Communities call for access to genetic diversity to combat poverty and climate change

Governments must agree international rules that would give indigenous communities access to genetic resources to help them fight poverty, preserve biodiversity and adapt to climate change, says a report released today by the International Institute for Environment and Development.

News, 21 January 2008

The call comes as governments gather to negotiate rules to implement the UN Convention of Biological Diversity (CBD) in Geneva on 21-25 January.

Nearly 15 years after the convention came into force there is still no international regime for pursuing one of its three main aims: to ensure fair and equitable sharing of benefits arising from access to genetic resources.

"Industrialised nations are still opposing an international regime on access and benefit sharing (ABS) that is legally binding and recognises of the rights of indigenous and local communities," says Krystyna Swiderska, senior researcher at the International Institute for Environment and Development.

In many parts of the world, much of the genetic diversity in crops, traditional medicines and other species has been lost. But for centuries, explorers, botanists and others have been collecting genetic resources and related knowledge from communities that openly share their resources.

Many community resources are now held in gene banks, research institutes and botanical gardens. Scientists and private companies can access these resources but communities are usually denied access even to genetic resources collected from their lands.

Many industries explore genetic resources for their potential economic or social value. Undiscovered drugs in rainforest plants are alone estimated to be worth billions of dollars.

The report urges the 190 nations that are party to the CBD to ensure that communities can also access these resources to increase their livelihood options and resilience to environmental stresses such as climate change.

"The current ABS regime does not adequately recognise the customary rights of indigenous and local communities who are the original custodians of many of the world's genetic resources,"says Alejandro Argumedo of Asociación ANDES, an indigenous nongovernmental organisation in Peru.

"It continues the one-way flow of genetic resources away from communities by requiring governments to facilitate access to genetic resources - whether from gene banks, national parks or community lands - to other countries and third parties such as scientists or companies."

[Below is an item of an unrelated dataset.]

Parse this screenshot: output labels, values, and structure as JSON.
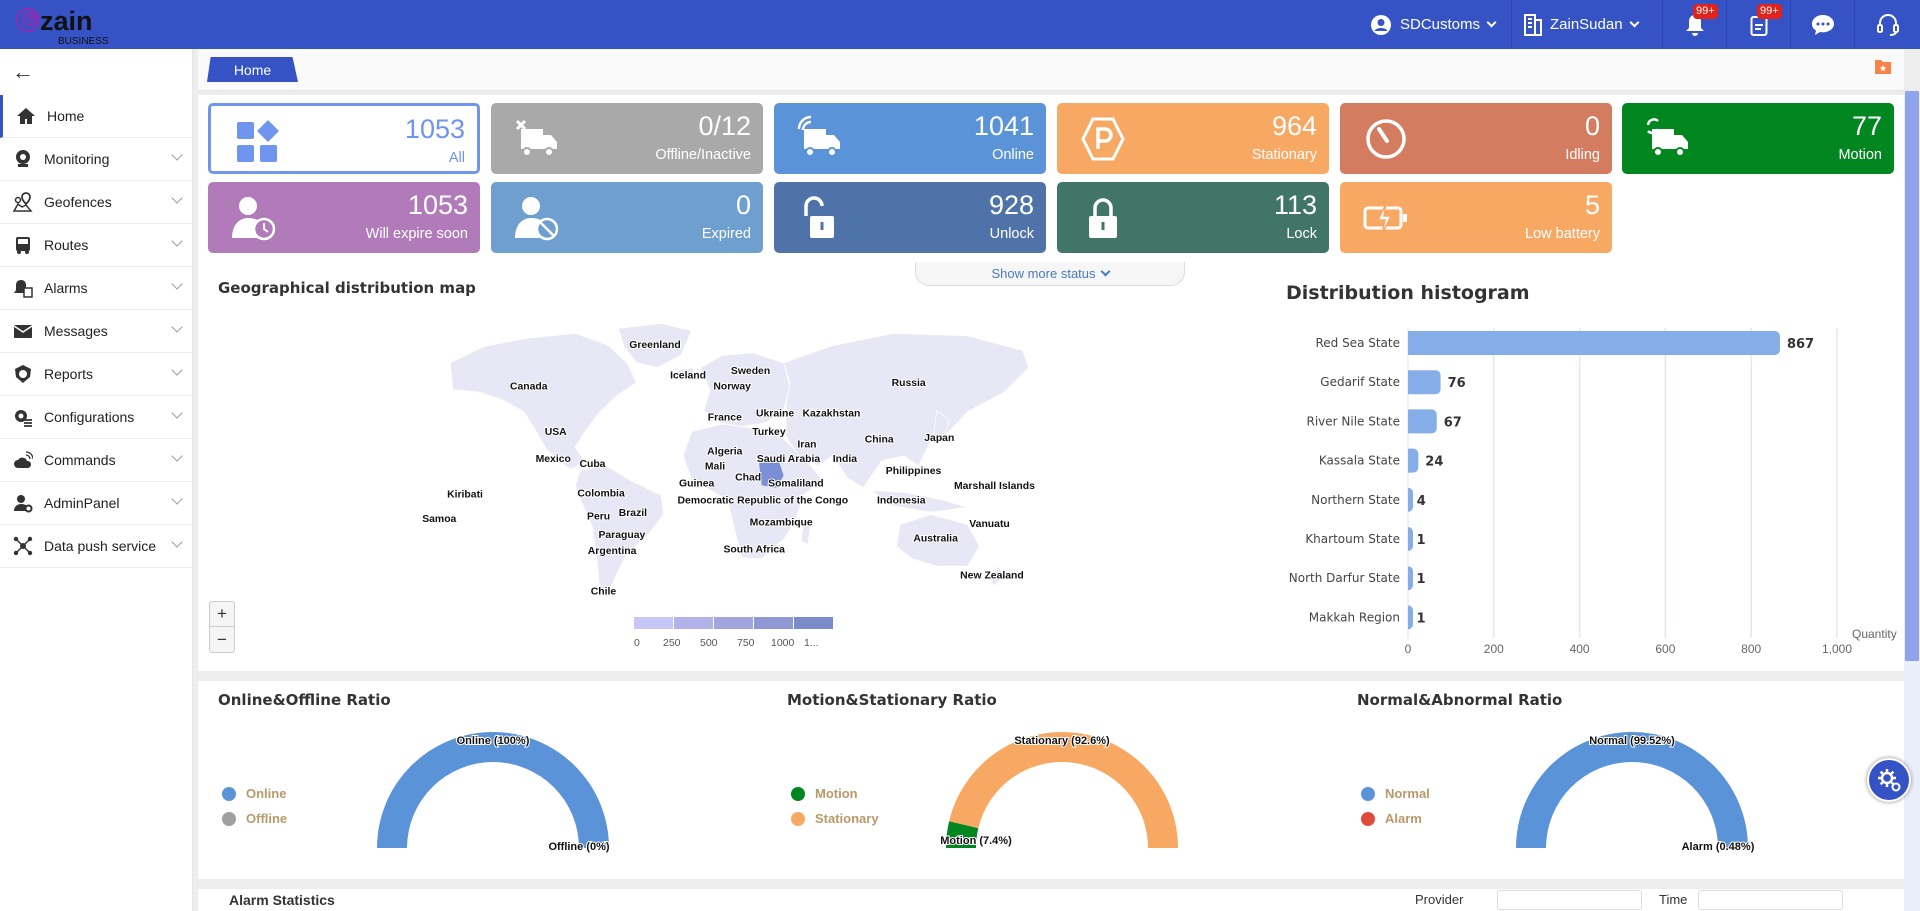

The report, based on an international workshop involving researchers and indigenous groups from Panama, India, Peru and China, calls for ways of ensuring that communities can access genetic resources which they have lost, but which are now held 'ex situ' and are available to foreign governments, companies and researchers.

An agreement between six Andean Quechua communities in Peru and the International Potato Centre (CIP) provides an example of such reciprocal access. The CIP, an internationally funded research centre, is gaining access to genetic resources in a centre of potato diversity.

In return, the communities are gaining access to varieties held by CIP that were collected from their territories in the 1950s and 60s but which they have since lost. This agreement, the first of its kind, sets an important precedent for others to follow for transfer of crop varieties, medicinal plants and other genetic resources

"When the CBD was agreed in 1992, developing nations agreed to conserve and sustainably use biodiversity in return for a fair and equitable share of the benefits from the use of genetic resources by industrialised countries, but the rich nations are not keeping their side of the bargain," says Ruchi Pant of Indian nongovernmental organisation Ecoserve.

"To date, neither local communities nor countries of origin have received much benefit from the use of their genetic resources," she adds. "An international regime would legally bind countries that use genetic resources to share these benefits derived from commercial and scientific use. It should promote benefit-sharing not only with countries of origin of genetic resources but also with the communities of origin to provide an incentive for conservation."

"Restoring traditional crops, medicinal plants and other forms of genetic diversity to communities is a critical form of benefit-sharing, as it can provide immediate improvements to agriculture, nutrition, food security, health and income," says Swiderska. "Community access to such diversity can help meet the global targets to tackle poverty in the Millennium Development Goals. Enhancing local genetic diversity is also critical to enable communities to adapt to rapid climate change, and to converse biodiversity in situ."

The report arose from a workshop of researchers and indigenous organisations from China, India, Panama and Peru organised by IIED and Fundación Dobbo Yala, an indigenous nongovernmental organisation working for Panama's Kuna people.

The international workshop reviewed three years of research at community and policy levels to generate recommendations for international policy on biodiversity conservation.